Even though their final match was against Georgia, their big tennis rival, it still didn’t hit them that they were playing in the championship match. Jansen said she is still shocked they played so loosely in such a tight situation.
“It was probably the most fun doubles match we ever played,” Routliffe said. “It was a blast and everything was going our way.”
The two brought confidence from previous difficult matches they had won, and thought the tournament was in Athens, Georgia, the Crimson Tide had many fans in attendance. Once that final game-ending shot was made, Jansen dropped her racket and ran to hug her partner.
“I don’t really remember after that point,” Routliffe said. “I saw pictures but I don’t remember thinking anything.”
The depth of the situation and the fact that they won didn’t hit them until they were driving back from the tournament, they said.
But that was last year, and this is now. The pressure to defend their title is there but barely acknowledged.
“I think it would be naïve to say there wasn’t pressure,” Jansen said.
With a large banner in the Alabama Tennis Stadium showing the two were NCAA Doubles Champions last year, there’s a target on their back, but it’s not taken as a negative.
“The better the opponent they’re playing, the better they play,” Doverspike said.
Routliffe said they enjoy having that pressure there. It not only brings out the best in other teams because they want to defeat the partners, but it also brings out the best in them in the end, she said.
“When they make the decision that they’re going to dominate on the court, good luck to whoever is playing them,” Mainz said.
With the SEC Championships starting Tuesday, both Jansen and Routliffe say it’s best to not think of it as defending their title. Despite going into the tournament 18-1 and ranked No. 1 in the country, they know they’re not perfect and are okay with that.

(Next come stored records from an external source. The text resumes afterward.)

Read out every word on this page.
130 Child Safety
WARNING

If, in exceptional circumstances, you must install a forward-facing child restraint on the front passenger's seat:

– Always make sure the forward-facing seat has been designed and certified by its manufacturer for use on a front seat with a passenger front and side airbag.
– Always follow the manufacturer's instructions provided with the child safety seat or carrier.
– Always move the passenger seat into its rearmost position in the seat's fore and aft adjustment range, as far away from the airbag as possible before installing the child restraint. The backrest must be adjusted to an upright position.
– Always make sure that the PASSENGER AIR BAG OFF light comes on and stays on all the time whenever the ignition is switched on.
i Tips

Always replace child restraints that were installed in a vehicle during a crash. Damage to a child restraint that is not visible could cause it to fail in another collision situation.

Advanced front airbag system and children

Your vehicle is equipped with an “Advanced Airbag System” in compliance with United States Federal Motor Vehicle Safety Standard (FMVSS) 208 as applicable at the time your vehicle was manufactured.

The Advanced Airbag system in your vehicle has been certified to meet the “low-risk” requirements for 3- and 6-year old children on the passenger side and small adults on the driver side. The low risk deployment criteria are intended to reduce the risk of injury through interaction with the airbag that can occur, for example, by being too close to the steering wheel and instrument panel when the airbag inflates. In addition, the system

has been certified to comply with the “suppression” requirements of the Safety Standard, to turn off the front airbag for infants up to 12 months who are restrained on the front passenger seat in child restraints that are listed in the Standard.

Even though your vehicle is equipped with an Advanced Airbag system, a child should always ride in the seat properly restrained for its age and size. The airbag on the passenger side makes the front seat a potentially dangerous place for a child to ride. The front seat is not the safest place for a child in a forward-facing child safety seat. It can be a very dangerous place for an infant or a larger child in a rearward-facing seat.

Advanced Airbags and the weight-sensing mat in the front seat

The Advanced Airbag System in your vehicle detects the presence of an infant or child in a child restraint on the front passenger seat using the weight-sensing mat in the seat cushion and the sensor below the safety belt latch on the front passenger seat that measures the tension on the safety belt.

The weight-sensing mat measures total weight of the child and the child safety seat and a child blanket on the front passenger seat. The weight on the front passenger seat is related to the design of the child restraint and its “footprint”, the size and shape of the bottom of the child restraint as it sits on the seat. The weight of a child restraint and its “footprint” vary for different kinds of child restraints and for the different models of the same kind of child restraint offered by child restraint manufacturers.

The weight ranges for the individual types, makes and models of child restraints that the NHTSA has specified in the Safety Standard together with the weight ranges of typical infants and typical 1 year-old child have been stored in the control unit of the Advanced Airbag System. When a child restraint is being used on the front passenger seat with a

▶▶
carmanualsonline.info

“We always go back to the fact that last year we lost quite a bit of matches and were still fine,” Jansen said.
Doverspike said he thinks the pair will do well in the upcoming matches. The two normally thrive in a tournament setting and have had much more time and experience together since last year .
“They’ve played together now so much they just about literally know where the other person is on the court at all times,” Mainz said. “It’s almost an unspoken communication.”
Although the pair may have been friends originally, they have grown much closer since becoming doubles partners. Doverspike said there are three things to take into consideration when pairing players up as doubles: personality, game style and ego. Jansen and Routliffe do a great job of meshing all three, he said.
“It’s like a marriage basically,” he said. “It can get difficult because you don’t want to blame each other but you’re relying on that other person to help you achieve what you want to achieve.”
When they’re on the court together, the pair are in their own world. They’re so comfortable together that conversations don’t stop, even though they may be in the middle of a match.
“[Jansen] makes a lot of jokes,” Routliffe said. “I definitely play better tennis when I am laughing or smiling.”
While Jansen keeps it light, Routliffe makes her feel like a great doubles partner after every point, regardless of the outcome. Together, they would call themselves a feisty pair while on the court. At times, they’re referred to as the “Scream Team.”
“They bring a lot of energy,” Doverspike said. “Whenever they win a point, you’re going to hear them. If you don’t hear them, you know something is wrong.”
Although it can be tricky to coach Jansen and Routliffe because they are both headstrong, it is also a lot of fun, Mainz said.
“Maya Jansen and Erin Routliffe are undoubtedly the most potent, the most lethal and the most talented doubles team that’s ever played at Alabama,” Mainz said.